U.S. Rep. Chip Roy (R-TX) speaks at a news conference with members of the House Freedom Caucus on Capitol Hill Sept. 15, 2022, in Washington, DC.

U.S. Rep. Chip Roy (R-TX) speaks at a news conference with members of the House Freedom Caucus on Capitol Hill Sept. 15, 2022, in Washington, DC. (Drew Angerer/Getty Images/TNS)

House Republicans, under the guise of preventing noncitizens from voting, are promoting a new ID requirement so restrictive that it could disenfranchise untold numbers of otherwise eligible Americans this November.

The bill, sponsored by Texas Rep. Chip Roy and championed by House Speaker Mike Johnson, would go further than any previous voter ID measure. It would require everyone to produce “documentable” proof of their U.S. citizenship before casting a ballot in a federal election. In most instances, that would mean presenting a certified birth certificate (not a photocopy) or an unexpired U.S. passport.

It is a cynical and utterly unnecessary move designed to reinforce the notion that voter fraud is somehow widespread, though its proponents have never produced any evidence.

Johnson appears determined to curry favor with former President Donald Trump, who has been floating baseless claims about rigged elections for years. Trump lost the popular vote to Hillary Clinton in 2016 but insisted that illegal ballots cast by immigrants had tainted the results. He won the Electoral College but continued to claim that fraud had occurred and appointed a “voting integrity commission” to investigate.

Maine Secretary of State Matthew Dunlap, a commission member, released a preliminary report on the findings, affirming that no proof of fraud was found. “It’s calling into the darkness, looking for voter fraud,” he told The Associated Press at the time. “There is no real evidence of it anywhere.”

Voters already attest under penalty of perjury that they are citizens and typically must produce some type of identification before voting. As Johnson and other Republicans know, the consequences for noncitizens falsely claiming citizenship in order to vote are severe. The Illegal Immigration Reform and Immigrant Responsibility Act of 1996 stipulates that violators be deported.

Like other so-called election integrity efforts, this latest gambit is doomed to fail, in no small measure, because its ostensible objective — reducing voter fraud — is already rare. Such efforts are, however, singularly effective at their actual, unstated goal: suppressing the vote to benefit one party.

There are years of data, mostly from GOP-led states with strict voter ID requirements, to demonstrate that tighter restrictions only disenfranchise otherwise eligible voters. According to a review of such studies by the Brennan Center for Justice, there is a “large and growing pile of evidence that strict voter ID laws disproportionately impact voters of color,” along with the elderly and students.
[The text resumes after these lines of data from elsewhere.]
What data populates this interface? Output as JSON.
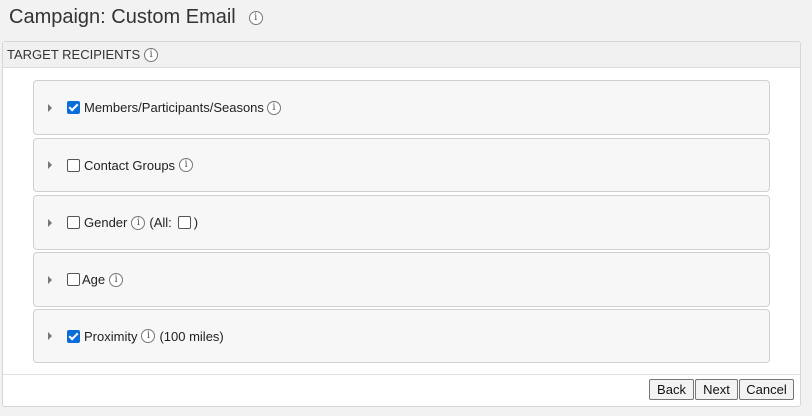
{
  "page": {
    "title": "Campaign: Custom Email"
  },
  "panel": {
    "header": "TARGET RECIPIENTS"
  },
  "sections": [
    {
      "label": "Members/Participants/Seasons",
      "checked": true
    },
    {
      "label": "Contact Groups",
      "checked": false
    },
    {
      "label": "Gender",
      "checked": false,
      "extra_prefix": "(All:",
      "extra_suffix": ")",
      "all_checked": false
    },
    {
      "label": "Age",
      "checked": false
    },
    {
      "label": "Proximity",
      "checked": true,
      "extra_text": "(100 miles)"
    }
  ],
  "buttons": {
    "back": "Back",
    "next": "Next",
    "cancel": "Cancel"
  },
  "icons": {
    "info": "ⓘ"
  },
  "colors": {
    "checkbox_checked": "#0b6ed8"
  }
}
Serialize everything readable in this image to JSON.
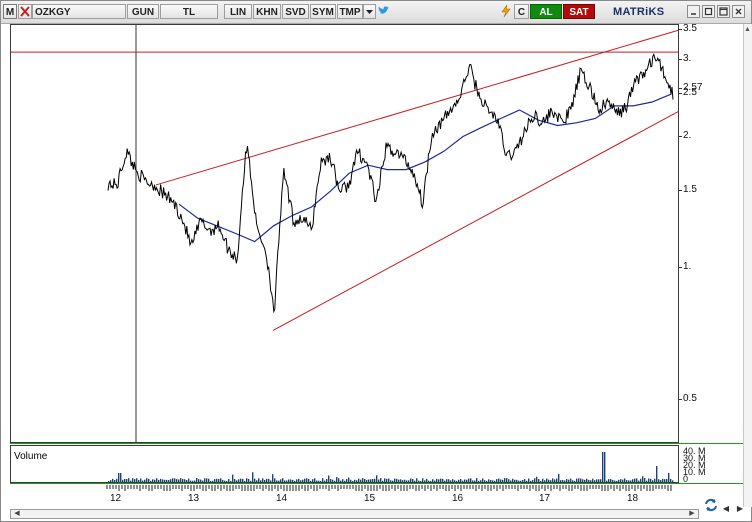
{
  "toolbar": {
    "m_label": "M",
    "symbol": "OZKGY",
    "period": "GUN",
    "currency": "TL",
    "scale": "LIN",
    "khn": "KHN",
    "svd": "SVD",
    "sym": "SYM",
    "tmp": "TMP",
    "c_label": "C",
    "buy_label": "AL",
    "sell_label": "SAT",
    "logo": "MATRiKS",
    "colors": {
      "buy": "#118a11",
      "sell": "#b10b0b",
      "accent": "#1e2f6b"
    }
  },
  "price_axis": {
    "ticks": [
      "3.5",
      "3.",
      "2.57",
      "2.5",
      "2.",
      "1.5",
      "1.",
      "0.5"
    ],
    "tick_values": [
      3.5,
      3.0,
      2.57,
      2.5,
      2.0,
      1.5,
      1.0,
      0.5
    ]
  },
  "volume": {
    "label": "Volume",
    "ticks": [
      "40. M",
      "30. M",
      "20. M",
      "10. M",
      "0"
    ]
  },
  "x_axis": {
    "labels": [
      "12",
      "13",
      "14",
      "15",
      "16",
      "17",
      "18"
    ]
  },
  "chart_data": {
    "type": "line",
    "series": [
      {
        "values": [
          1.56,
          1.55,
          1.85,
          1.68,
          1.58,
          1.55,
          1.48,
          1.42,
          1.3,
          1.12,
          1.28,
          1.22,
          1.25,
          1.1,
          1.05,
          1.92,
          1.25,
          1.1,
          0.78,
          1.65,
          1.28,
          1.3,
          1.22,
          1.75,
          1.8,
          1.5,
          1.55,
          1.85,
          1.72,
          1.4,
          1.88,
          1.85,
          1.78,
          1.65,
          1.4,
          2.05,
          2.15,
          2.3,
          2.45,
          2.9,
          2.5,
          2.3,
          2.2,
          1.8,
          1.85,
          2.05,
          2.25,
          2.15,
          2.3,
          2.15,
          2.3,
          2.8,
          2.6,
          2.3,
          2.4,
          2.25,
          2.35,
          2.7,
          2.8,
          3.05,
          2.8,
          2.5
        ]
      },
      {
        "values": [
          1.4,
          1.3,
          1.25,
          1.2,
          1.15,
          1.25,
          1.32,
          1.38,
          1.5,
          1.65,
          1.72,
          1.68,
          1.68,
          1.75,
          1.85,
          2.0,
          2.1,
          2.2,
          2.3,
          2.18,
          2.12,
          2.15,
          2.2,
          2.35,
          2.35,
          2.4,
          2.5
        ]
      }
    ],
    "ylim": [
      0.4,
      3.6
    ],
    "log_scale": true,
    "horizontal_level": 3.12,
    "channel_upper": [
      [
        0,
        1.55
      ],
      [
        1,
        3.5
      ]
    ],
    "channel_lower": [
      [
        0,
        0.72
      ],
      [
        1,
        2.28
      ]
    ],
    "colors": {
      "price": "#000000",
      "average": "#1c2a9c",
      "channel": "#c51c1c"
    }
  }
}
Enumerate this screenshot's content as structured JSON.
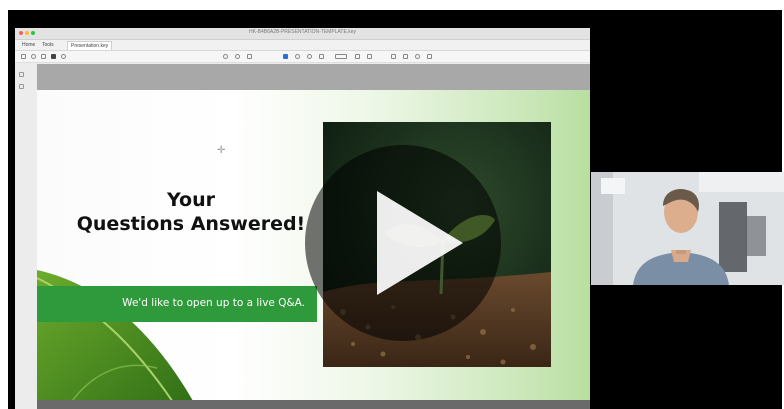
{
  "window": {
    "title": "HK-B4B6A2B-PRESENTATION-TEMPLATE.key",
    "tabs": [
      {
        "label": "Home"
      },
      {
        "label": "Tools"
      },
      {
        "label": "Presentation.key"
      }
    ],
    "traffic_colors": [
      "#ff5f57",
      "#febc2e",
      "#28c840"
    ]
  },
  "slide": {
    "title_line1": "Your",
    "title_line2": "Questions Answered!",
    "banner_text": "We'd like to open up to a live Q&A.",
    "accent_color": "#2f9a3c"
  },
  "video": {
    "play_icon": "play-icon"
  },
  "webcam": {
    "participant_icon": "presenter-video"
  }
}
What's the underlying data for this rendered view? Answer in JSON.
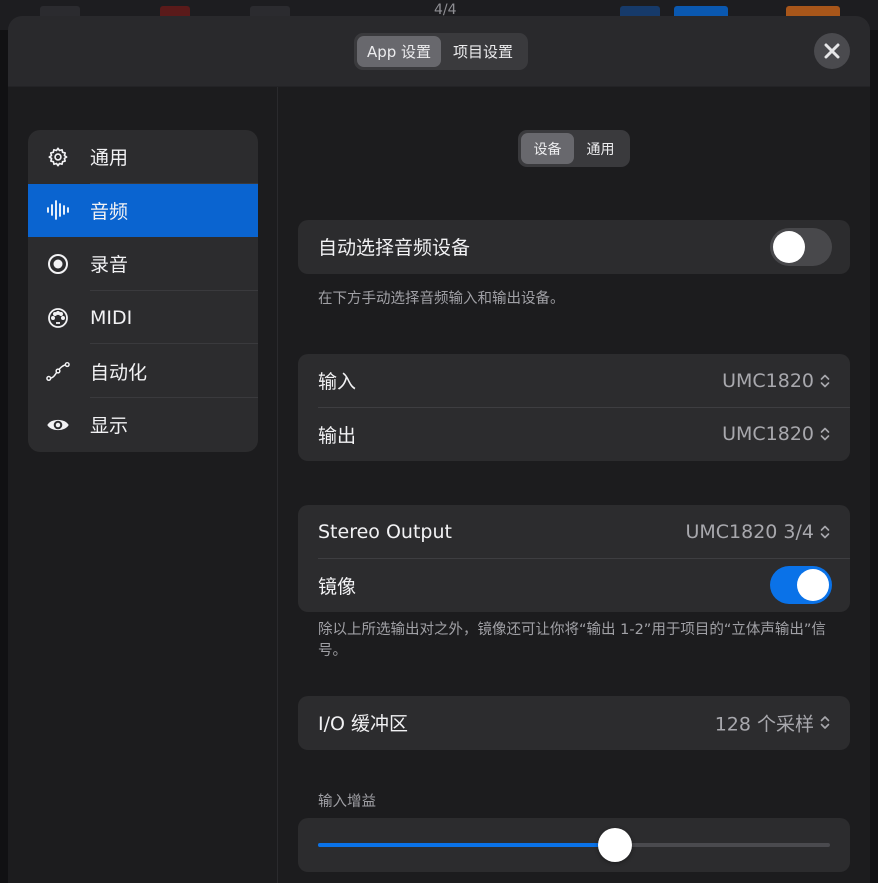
{
  "background": {
    "time_signature": "4/4"
  },
  "header": {
    "tabs": [
      {
        "label": "App 设置",
        "active": true
      },
      {
        "label": "项目设置",
        "active": false
      }
    ]
  },
  "sidebar": {
    "items": [
      {
        "label": "通用",
        "icon": "gear-icon",
        "active": false
      },
      {
        "label": "音频",
        "icon": "waveform-icon",
        "active": true
      },
      {
        "label": "录音",
        "icon": "record-icon",
        "active": false
      },
      {
        "label": "MIDI",
        "icon": "midi-port-icon",
        "active": false
      },
      {
        "label": "自动化",
        "icon": "automation-curve-icon",
        "active": false
      },
      {
        "label": "显示",
        "icon": "eye-icon",
        "active": false
      }
    ]
  },
  "content": {
    "subtabs": [
      {
        "label": "设备",
        "active": true
      },
      {
        "label": "通用",
        "active": false
      }
    ],
    "auto_select": {
      "label": "自动选择音频设备",
      "enabled": false
    },
    "auto_select_note": "在下方手动选择音频输入和输出设备。",
    "input": {
      "label": "输入",
      "value": "UMC1820"
    },
    "output": {
      "label": "输出",
      "value": "UMC1820"
    },
    "stereo_output": {
      "label": "Stereo Output",
      "value": "UMC1820 3/4"
    },
    "mirror": {
      "label": "镜像",
      "enabled": true
    },
    "mirror_note": "除以上所选输出对之外，镜像还可让你将“输出 1-2”用于项目的“立体声输出”信号。",
    "io_buffer": {
      "label": "I/O 缓冲区",
      "value": "128 个采样"
    },
    "input_gain": {
      "label": "输入增益",
      "level": 0.58
    }
  },
  "colors": {
    "accent": "#0a64d0",
    "toggle_on": "#0a72e8",
    "panel": "#2c2c2e"
  }
}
In Minnesota, which consistently has one of the highest voter turnouts in the country, Secretary of State Steve Simon said he worries about the message such proposals send, let alone the chaos that could ensue if such requirements were adopted.

“We want to honor everyone who is an eligible citizen,” he said. “I am not aware of any state that requires documented proof of citizenship.” The number of voters who could flood government offices with requests for birth certificates, passports, or other documents “is unimaginable. No agency could cope,” Simon said.

Roy, the bill’s sponsor, claimed in a news release that since President Joe Biden took office, “millions of illegal aliens have poured into our country illegally and many are given the opportunity to register to vote in federal elections.” Roy has offered no evidence that anything of the sort is happening.

The damage from such outlandish claims is more than superficial. The continued attacks by Roy, Johnson and other Republicans undermine confidence in the nation’s voting system. During a news conference last month to announce the bill, Johnson made the unfounded claim that millions of undocumented immigrants “that have been paroled can simply go to their local welfare office or the DMV and register to vote.”

Even if Johnson pushes for a floor vote soon, the Democratic Senate will likely reject the bill. That doesn’t mean the danger will have passed. Should Trump return to the White House, he would be certain to sign such legislation. And if he loses, Johnson and House Republicans will have conveniently provided him with another false narrative to challenge the results.

Democrats, it must be said, have done their share to muddy the waters, with several cities and states that allow noncitizens to vote in non-federal elections. Washington, D.C., San Francisco, and a smattering of municipalities in Maryland and Vermont allow noncitizen voting in local races. Several others have proposed such measures.

These jurisdictions have argued that noncitizens have a compelling interest in local issues. That may be the case, but extending even limited voting privileges to these residents creates confusion and invites the backlash we’re seeing now, which could result in hardship and disenfranchisement of eligible voters.

Voter suppression is antithetical to the broad turnout that should be the goal of every election. Regrettably, allowing noncitizens to vote — even in local elections — is being used by some to justify ever higher barriers for all voters.

Patricia Lopez is a Bloomberg Opinion columnist covering politics and policy. She is a former member of the editorial board at the Minneapolis Star Tribune, where she also worked as a senior political editor and reporter. This column does not necessarily reflect the opinion of the editorial board or Bloomberg LP and its owners.